Oh, Sea of Thieves. I started playing during the initial beta (or alpha, wherever they only had one type of quest?) and was immediately drawn to it. I crewed up with randoms and we did our one quest over and over again on different islands. At the time, I was only typing for communication, which felt comfortable as I wasn't yet feeling confident enough to talk to these strangers. Then release came, along with all it's new quests and items--and players. And streamers.

The first real group that I consistently played with was great. I lucked out with having fun teammates. Despite all of our differences, we just clicked as a team. We played for months before we finished all the content the game had and they all went to their separate games. I stayed, hoping to find new players to interact with and help out.

There was this huge boom in the SOT streaming community with one particular streamer who did his own in-game game show with quizzes and different styles of games to play for prizes. I offered my help to set these games up and acquire loot to give away to contestants. Shortly after, two others would join me and the three of us became friends. Yay.

At the time, SOT partnered streamers influenced the game so much and I didn't notice until later that the game started to feel catered to streamers (with things like streamers complaining about players and literally getting them banned, or gameplay changes that would help them make content). Slowly, it started to feel, to me, like it was turning real players into props for viewer entertainment and it didn't sit right. Some people just wanted to play and have fun, not be exploited for views and laughs.
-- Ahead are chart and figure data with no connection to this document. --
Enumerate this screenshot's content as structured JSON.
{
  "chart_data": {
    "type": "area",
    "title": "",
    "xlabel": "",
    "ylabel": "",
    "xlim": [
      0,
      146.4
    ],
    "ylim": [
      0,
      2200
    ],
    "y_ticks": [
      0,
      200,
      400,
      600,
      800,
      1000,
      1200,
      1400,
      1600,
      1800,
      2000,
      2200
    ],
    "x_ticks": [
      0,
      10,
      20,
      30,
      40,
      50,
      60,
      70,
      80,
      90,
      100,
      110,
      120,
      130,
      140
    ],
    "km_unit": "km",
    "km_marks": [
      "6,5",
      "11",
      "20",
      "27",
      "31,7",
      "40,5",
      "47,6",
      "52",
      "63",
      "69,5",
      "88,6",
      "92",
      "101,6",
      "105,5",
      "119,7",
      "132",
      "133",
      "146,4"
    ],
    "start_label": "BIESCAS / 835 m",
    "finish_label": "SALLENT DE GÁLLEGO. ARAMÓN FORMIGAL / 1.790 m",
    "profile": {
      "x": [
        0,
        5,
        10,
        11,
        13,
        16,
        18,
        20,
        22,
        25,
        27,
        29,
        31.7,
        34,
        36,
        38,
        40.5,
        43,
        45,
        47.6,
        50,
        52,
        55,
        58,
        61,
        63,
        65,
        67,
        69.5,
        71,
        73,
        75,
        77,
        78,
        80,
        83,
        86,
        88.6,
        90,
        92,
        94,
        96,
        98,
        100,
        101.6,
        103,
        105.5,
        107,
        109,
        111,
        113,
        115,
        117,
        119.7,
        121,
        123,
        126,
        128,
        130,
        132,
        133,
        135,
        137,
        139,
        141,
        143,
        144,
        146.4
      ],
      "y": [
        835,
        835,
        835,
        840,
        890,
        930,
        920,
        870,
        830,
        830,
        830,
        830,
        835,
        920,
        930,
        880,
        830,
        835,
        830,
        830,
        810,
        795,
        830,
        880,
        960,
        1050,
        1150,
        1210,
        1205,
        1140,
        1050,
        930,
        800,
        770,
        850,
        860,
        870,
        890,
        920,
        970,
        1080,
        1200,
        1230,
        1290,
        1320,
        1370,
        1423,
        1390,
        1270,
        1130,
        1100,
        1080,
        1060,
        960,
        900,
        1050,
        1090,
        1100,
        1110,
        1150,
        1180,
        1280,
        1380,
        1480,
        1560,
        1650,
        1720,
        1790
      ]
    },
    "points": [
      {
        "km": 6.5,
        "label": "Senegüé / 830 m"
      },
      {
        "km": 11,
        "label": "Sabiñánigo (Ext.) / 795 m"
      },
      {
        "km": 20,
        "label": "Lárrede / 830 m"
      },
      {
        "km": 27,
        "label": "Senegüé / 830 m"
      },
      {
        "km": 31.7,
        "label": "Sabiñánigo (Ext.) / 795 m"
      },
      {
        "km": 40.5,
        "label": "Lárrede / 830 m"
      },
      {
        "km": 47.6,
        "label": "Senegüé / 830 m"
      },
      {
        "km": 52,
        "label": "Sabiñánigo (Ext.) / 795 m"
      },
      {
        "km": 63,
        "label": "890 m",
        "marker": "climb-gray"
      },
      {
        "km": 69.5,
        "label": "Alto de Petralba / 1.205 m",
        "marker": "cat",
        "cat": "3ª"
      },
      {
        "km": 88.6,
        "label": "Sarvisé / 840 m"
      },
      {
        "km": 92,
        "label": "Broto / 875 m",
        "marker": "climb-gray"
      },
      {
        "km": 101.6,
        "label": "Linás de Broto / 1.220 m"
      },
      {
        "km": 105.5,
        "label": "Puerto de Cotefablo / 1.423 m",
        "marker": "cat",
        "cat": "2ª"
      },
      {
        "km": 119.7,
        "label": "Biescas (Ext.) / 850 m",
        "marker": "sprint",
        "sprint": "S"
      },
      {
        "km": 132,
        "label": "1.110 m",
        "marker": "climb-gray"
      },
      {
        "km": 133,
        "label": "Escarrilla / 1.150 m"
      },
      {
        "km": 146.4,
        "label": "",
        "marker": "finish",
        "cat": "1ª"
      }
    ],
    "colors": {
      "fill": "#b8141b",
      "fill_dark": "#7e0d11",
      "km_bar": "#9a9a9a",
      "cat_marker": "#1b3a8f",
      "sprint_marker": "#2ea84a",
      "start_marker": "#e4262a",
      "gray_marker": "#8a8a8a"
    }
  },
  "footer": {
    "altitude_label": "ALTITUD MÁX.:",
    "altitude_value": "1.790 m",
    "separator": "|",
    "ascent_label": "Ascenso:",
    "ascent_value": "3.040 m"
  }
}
Back to the game show. There was internal drama that led to the host quitting and leaving the game altogether after a few months. It was strange and people took things so weirdly seriously to the point of harassment accusations, and a whole lot of jealousy regarding who is getting views or who is streaming at what time. It was so toxic and I just wanted to play my silly pirate game, but now I was being associated with people that others didn't like and getting recognition online and in-game. I didn't like it.

I took a break from the game and remained friends with the two players for a while until I had a falling out with one of them (I called him out privately for cheating on his girlfriend who he wanted me to be friends with. Blegh.) which lead to all him and his friends disparaging me on Discord and mocking my anxiety and depression. That was fun.

At this point, I just wanted to play my game again and I removed all my Twitch followers and Xbox friends (except family and close friends unrelated to the game) to just get a clean slate.

But I fell for it again. Ran into players who were streaming and I became part of their friend group. They turned out to be making racist remarks around me and I hightailed it out of there shortly after bringing it up to the streamer/friend. She even scolded me for not bringing people I knew who had higher viewer counts into her stream to up her numbers. Then that happened again with another group. Same scenario. [Side note: I don't know what it is about SOT but I've never encounted so many racists and bullies hiding behind "it's a pirate game" in my life, and I spent a lot of it in Halo 3 lobbies. I even had a group of 4 telling me that it's a white people game and to uninstall.] I then just uninstalled and left the game for good until just this year picking it up to play a few Tall Tales with friends.

I genuinely enjoy this game, and I miss it, but jeez. Either I'm extremely unlucky or that's just how the game was from 2020 to like 2023.

Not everyone has the same experience with a social game. Even friends now have told me how much they hated the harassment in that game in particular, while others have praised the community--streamers and otherwise.